New features like golf simulators, food trucks and coffee carts are meant to incentivize a return to the office. Some are taking more drastic action like tearing out curtain walls to create outdoor space for tenants that are neither on the ground floor nor have access to a rooftop patio.
"That's what it's about: You have to create these reasons for the employee to come back in," CBRE Senior Vice President Patti Gilbert said at the Bisnow Los Angles Office Market Outlook event Tuesday.
But not everyone is convinced that these bells and whistles are worth the trouble or expense.
"All the things we're talking about don't have anything to do with work. 'Oh, you need a patio, you need coffee, you need a massage, you need a tailor to come in.'" JLL Executive Vice President James Malone said. "Go to El Segundo. I challenge everyone here to drive down Rosecrans and look at every outdoor patio and find a person. I bet you won’t."
"It's obviously not bringing people back," Malone said. He blamed traffic for keeping workers away, and said that once traffic is improved, office attendance will too.
The latest figures from Kastle Systems, which tracks keycard swipes in buildings across the country, show that office buildings are 44.7% occupied, relative to pre-Covid levels, the highest the number has been since before the pandemic.
But occupancy rate increases are not guaranteed and come at a glacial pace, stymied by new Covid variants and uneven implementation of return-to-office strategies. The impact on office buildings, particularly in downtowns across the country, is beginning to show as investors seek to offload these properties, sometimes at a loss.
But not every neighborhood is the same, speakers said. Hollywood high-rises and those in downtown were highlighted by panelists as building types that were facing particular challenges. But there are always outliers.
Brookfield Properties Senior Vice President of Leasing for the West Region John Barganski highlighted the California Market Center in the Fashion District. When Brookfield bought a controlling stake in the property in 2017 and did extensive renovations, "the investment thesis behind it was tech, media, 'creative office' use," he said. "What we didn't anticipate was the success we've had attracting fashion [tenants]."

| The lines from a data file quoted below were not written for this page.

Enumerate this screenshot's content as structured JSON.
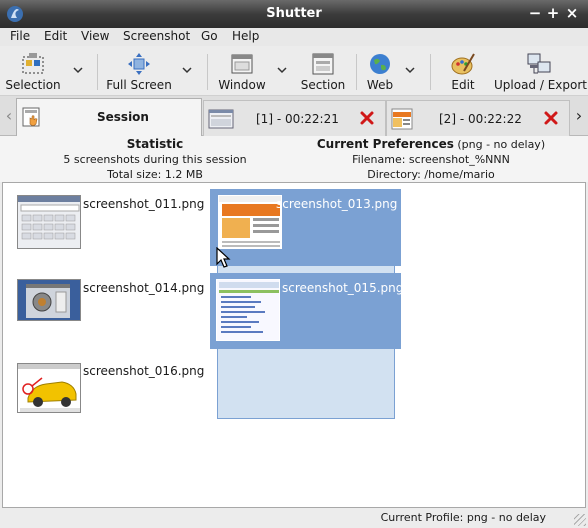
{
  "window": {
    "title": "Shutter"
  },
  "menu": [
    "File",
    "Edit",
    "View",
    "Screenshot",
    "Go",
    "Help"
  ],
  "toolbar": {
    "selection": "Selection",
    "full_screen": "Full Screen",
    "window": "Window",
    "section": "Section",
    "web": "Web",
    "edit": "Edit",
    "upload_export": "Upload / Export"
  },
  "tabs": [
    {
      "label": "Session"
    },
    {
      "label": "[1] - 00:22:21"
    },
    {
      "label": "[2] - 00:22:22"
    }
  ],
  "statistic": {
    "heading": "Statistic",
    "count": "5 screenshots during this session",
    "total": "Total size: 1.2 MB"
  },
  "preferences": {
    "heading": "Current Preferences",
    "heading_suffix": " (png - no delay)",
    "filename": "Filename: screenshot_%NNN",
    "directory": "Directory: /home/mario"
  },
  "screenshots": [
    {
      "name": "screenshot_011.png",
      "selected": false
    },
    {
      "name": "screenshot_013.png",
      "selected": true
    },
    {
      "name": "screenshot_014.png",
      "selected": false
    },
    {
      "name": "screenshot_015.png",
      "selected": true
    },
    {
      "name": "screenshot_016.png",
      "selected": false
    }
  ],
  "status": {
    "profile": "Current Profile: png - no delay"
  }
}
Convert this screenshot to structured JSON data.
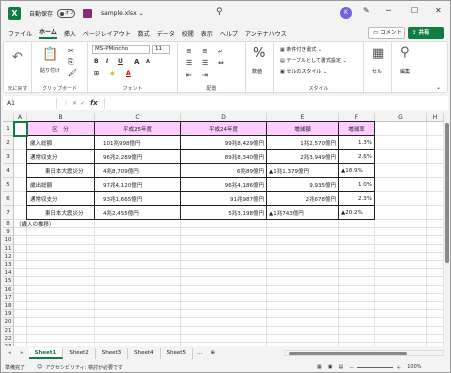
{
  "titlebar": {
    "autosave_label": "自動保存",
    "autosave_state": "オフ",
    "filename": "sample.xlsx",
    "filename_chevron": "⌄",
    "user_initial": "K"
  },
  "menu": [
    "ファイル",
    "ホーム",
    "挿入",
    "ページレイアウト",
    "数式",
    "データ",
    "校閲",
    "表示",
    "ヘルプ",
    "アンテナハウス"
  ],
  "active_menu": "ホーム",
  "comment_label": "コメント",
  "share_label": "共有",
  "ribbon": {
    "undo_label": "元に戻す",
    "paste_label": "貼り付け",
    "clipboard_label": "クリップボード",
    "font_name": "MS-PMincho",
    "font_size": "11",
    "font_label": "フォント",
    "align_label": "配置",
    "number_label": "数値",
    "cond_format_label": "条件付き書式",
    "table_format_label": "テーブルとして書式設定",
    "cell_style_label": "セルのスタイル",
    "style_label": "スタイル",
    "cell_label": "セル",
    "edit_label": "編集"
  },
  "formula_bar": {
    "name_box": "A1",
    "fx": "fx",
    "value": ""
  },
  "columns": [
    "A",
    "B",
    "C",
    "D",
    "E",
    "F",
    "G",
    "H"
  ],
  "rows": [
    "1",
    "2",
    "3",
    "4",
    "5",
    "6",
    "7",
    "8",
    "9",
    "10",
    "11",
    "12",
    "13",
    "14",
    "15",
    "16",
    "17",
    "18",
    "19",
    "20",
    "21",
    "22",
    "23",
    "24",
    "25",
    "26",
    "27",
    "28"
  ],
  "table": {
    "header": [
      "区　分",
      "平成25年度",
      "平成24年度",
      "増減額",
      "増減率"
    ],
    "rows": [
      {
        "label": "歳入総額",
        "indent": false,
        "c": "101兆998億円",
        "d": "99兆8,429億円",
        "e": "1兆2,570億円",
        "f": "1.3%"
      },
      {
        "label": "通常収支分",
        "indent": false,
        "c": "96兆2,289億円",
        "d": "89兆8,340億円",
        "e": "2兆3,949億円",
        "f": "2.6%"
      },
      {
        "label": "東日本大震災分",
        "indent": true,
        "c": "4兆8,709億円",
        "d": "6兆89億円",
        "e": "▲1兆1,379億円",
        "f": "▲18.9%"
      },
      {
        "label": "歳出総額",
        "indent": false,
        "c": "97兆4,120億円",
        "d": "96兆4,186億円",
        "e": "9,935億円",
        "f": "1.0%"
      },
      {
        "label": "通常収支分",
        "indent": false,
        "c": "93兆1,665億円",
        "d": "91兆987億円",
        "e": "2兆678億円",
        "f": "2.3%"
      },
      {
        "label": "東日本大震災分",
        "indent": true,
        "c": "4兆2,455億円",
        "d": "5兆3,198億円",
        "e": "▲1兆743億円",
        "f": "▲20.2%"
      }
    ]
  },
  "note_text": "（歳入の推移）",
  "sheets": [
    "Sheet1",
    "Sheet2",
    "Sheet3",
    "Sheet4",
    "Sheet5"
  ],
  "active_sheet": "Sheet1",
  "status": {
    "ready": "準備完了",
    "accessibility": "アクセシビリティ: 検討が必要です",
    "zoom": "100%"
  },
  "colors": {
    "accent": "#107c41",
    "header_fill": "#ffccff"
  }
}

Adidas leased 107K SF and Forever 21 took 162K SF in the building.
But for the most part, the companies expanding, taking up big footprints and investing in expensive amenities aimed at making the office as comfortable as an employee's home, or close to it, are rare. They are the companies that are very successful, that "don't count their money," Kilroy Realty Corp. Vice President of Leasing Christy McRoskey said.
"The more traditional office space, it's going to take a while to catch up because the amount of money that it's going to cost for them to create that difference," McRoskey said.